Ces profondes inégalités s’observent à la fois entre les pays et au sein de ceux-ci. En Europe, le niveau de pauvreté matérielle varie de 3 % pour la population suédoise à 47 % pour la population bulgare.

Compte tenu de la rareté des matériaux nécessaires pour soutenir notre mode de vie actuelle, les prix vont augmenter sur le long terme.
Il serait injuste et inefficace de faire peser sur les seuls consommateurs la charge de changer leurs habitudes de consommation sachant qu’une hausse des prix pour les biens essentiels affecte de manière disproportionnée les ménages les plus pauvres.

Avec des choix politiques mûrement réfléchis, l’innovation permettrait des gains en efficacité et les industries porteraient la charge créée par l’empreinte de leurs produits, tout comme les autorités publiques (par exemple via les marchés publics verts).


C’est quoi la différence entre l’empreinte matérielle et l’empreinte carbone ?
Tandis que l’empreinte matérielle est un indicateur basé sur la consommation, l’empreinte carbone mesure la quantité de dioxyde de carbone libérée dans l’atmosphère comme conséquence des activités d’un individu, d’une organisation ou d’une communauté donnée.
Si l’on calcule l’empreinte carbone d’un téléphone par exemple, on trouverait le carbone qui a été utilisé pour le transport, la production et l’utilisation du produit.
Cela ne révèlerait cependant pas d’informations quant à la durabilité des produits qui ont été utilisés.
L’empreinte matérielle mesure l’utilisation des ressources sur la totalité du cycle de vie des produits, services et activités, comme par exemple la consommation de nourriture ou les habitudes de transports.


Comment l’empreinte matérielle est-elle calculée ?
L’empreinte matérielle est calculée sur la base de l’apport matériel qui a lieu durant le cycle de vie de tous les biens et services utilisés par les ménages.
L’empreinte matérielle de nos modes de vie dépend de deux facteurs : à quel point nous consommons et l’intensité matérielle de ce que nous consommons.
Le premier facteur représente la quantité d’un produit ou d’un service consommé dans son unité de mesure, comme le nombre de kilomètres parcourus, ou les kilos de nourriture consommés.
Le second facteur représente la quantité totale de ressources renouvelables (biotiques), de ressources non-renouvelables (abiotiques), et d’érosion venant de l’agriculture et du secteur forestier, associés au cycle de vie du produit ou du service pris en considération.


Et l’Europe dans tout ça ?

Selon l’Agence Européenne pour l’Environnement (AEE), l’Europe a fait quelques progrès en matière d’efficacité d’utilisation des ressources naturelles et d’économie circulaire.

Sur la période 2003 à 2018, l’économie de l’UE a connu une croissance (en termes de PIB) de 23,4 %, tandis que la consommation intérieure de matières (CIM), qui mesure la quantité totale de matières directement utilisées par une économie, a baissé de 4,8 %.
Les tendances observées doivent toutefois être interprétées avec prudence, car elles ne sont pas entièrement dues au succès des politiques environnementales.

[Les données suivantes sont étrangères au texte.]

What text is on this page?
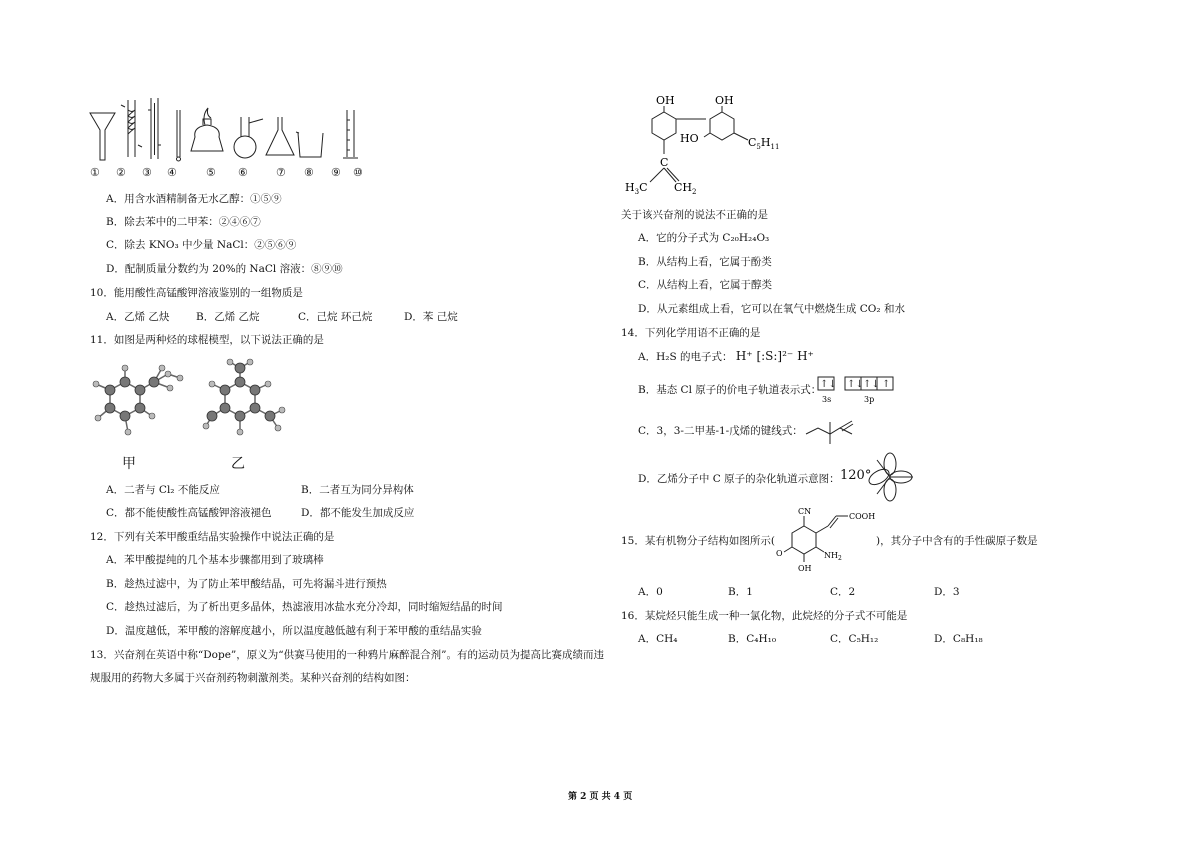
① ② ③ ④	⑤ ⑥	⑦ ⑧ ⑨ ⑩
A．用含水酒精制备无水乙醇：①⑤⑨
B．除去苯中的二甲苯：②④⑥⑦
C．除去 KNO₃ 中少量 NaCl：②⑤⑥⑨
D．配制质量分数约为 20%的 NaCl 溶液：⑧⑨⑩
10．能用酸性高锰酸钾溶液鉴别的一组物质是
A．乙烯 乙炔	B．乙烯 乙烷	C．己烷 环己烷	D．苯 己烷
11．如图是两种烃的球棍模型，以下说法正确的是
甲	乙
A．二者与 Cl₂ 不能反应	B．二者互为同分异构体
C．都不能使酸性高锰酸钾溶液褪色	D．都不能发生加成反应
12．下列有关苯甲酸重结晶实验操作中说法正确的是
A．苯甲酸提纯的几个基本步骤都用到了玻璃棒
B．趁热过滤中，为了防止苯甲酸结晶，可先将漏斗进行预热
C．趁热过滤后，为了析出更多晶体，热滤液用冰盐水充分冷却，同时缩短结晶的时间
D．温度越低，苯甲酸的溶解度越小，所以温度越低越有利于苯甲酸的重结晶实验
13．兴奋剂在英语中称“Dope”，原义为“供赛马使用的一种鸦片麻醉混合剂”。有的运动员为提高比赛成绩而违
规服用的药物大多属于兴奋剂药物刺激剂类。某种兴奋剂的结构如图：
OH	OH
HO	$C_5H_{11}$
C
$H_3C$ $CH_2$
关于该兴奋剂的说法不正确的是
A．它的分子式为 C₂₀H₂₄O₃
B．从结构上看，它属于酚类
C．从结构上看，它属于醇类
D．从元素组成上看，它可以在氧气中燃烧生成 CO₂ 和水
14．下列化学用语不正确的是
A．H₂S 的电子式： H⁺ [:S:]²⁻ H⁺
B．基态 Cl 原子的价电子轨道表示式：
↑↓ ↑↓ ↑↓ ↑
3s	3p
C．3，3-二甲基-1-戊烯的键线式：
D．乙烯分子中 C 原子的杂化轨道示意图： 120°
15．某有机物分子结构如图所示(
CN
COOH
O	$NH_2$
OH
)，其分子中含有的手性碳原子数是
A．0	B．1	C．2	D．3
16．某烷烃只能生成一种一氯化物，此烷烃的分子式不可能是
A．CH₄	B．C₄H₁₀	C．C₅H₁₂	D．C₈H₁₈
第 2 页 共 4 页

La chute de la CIM depuis 2008 a été fortement influencée par la crise financière.

Il faut aussi noter qu’entre les années 2000 et 2017, les importations physiques en provenance de l’extérieur de l’UE ont augmenté d’environ 20 %.
Etant donné que jusqu’à 60 % de l’empreinte matérielle de l’Europe liée à la consommation est le résultat des activités menées en dehors des frontières de l’UE (AEE 2020), une ‘fuite des matières’ peut être déduite, telle que les ‘fuites de carbone’.


L’Union Européenne a adopté des mesures ambitieuses pour lutter contre la consommation non-durable, notamment Avec le nouveau plan d’action sur l’économie circulaire publié en début d’année 2020 (ici).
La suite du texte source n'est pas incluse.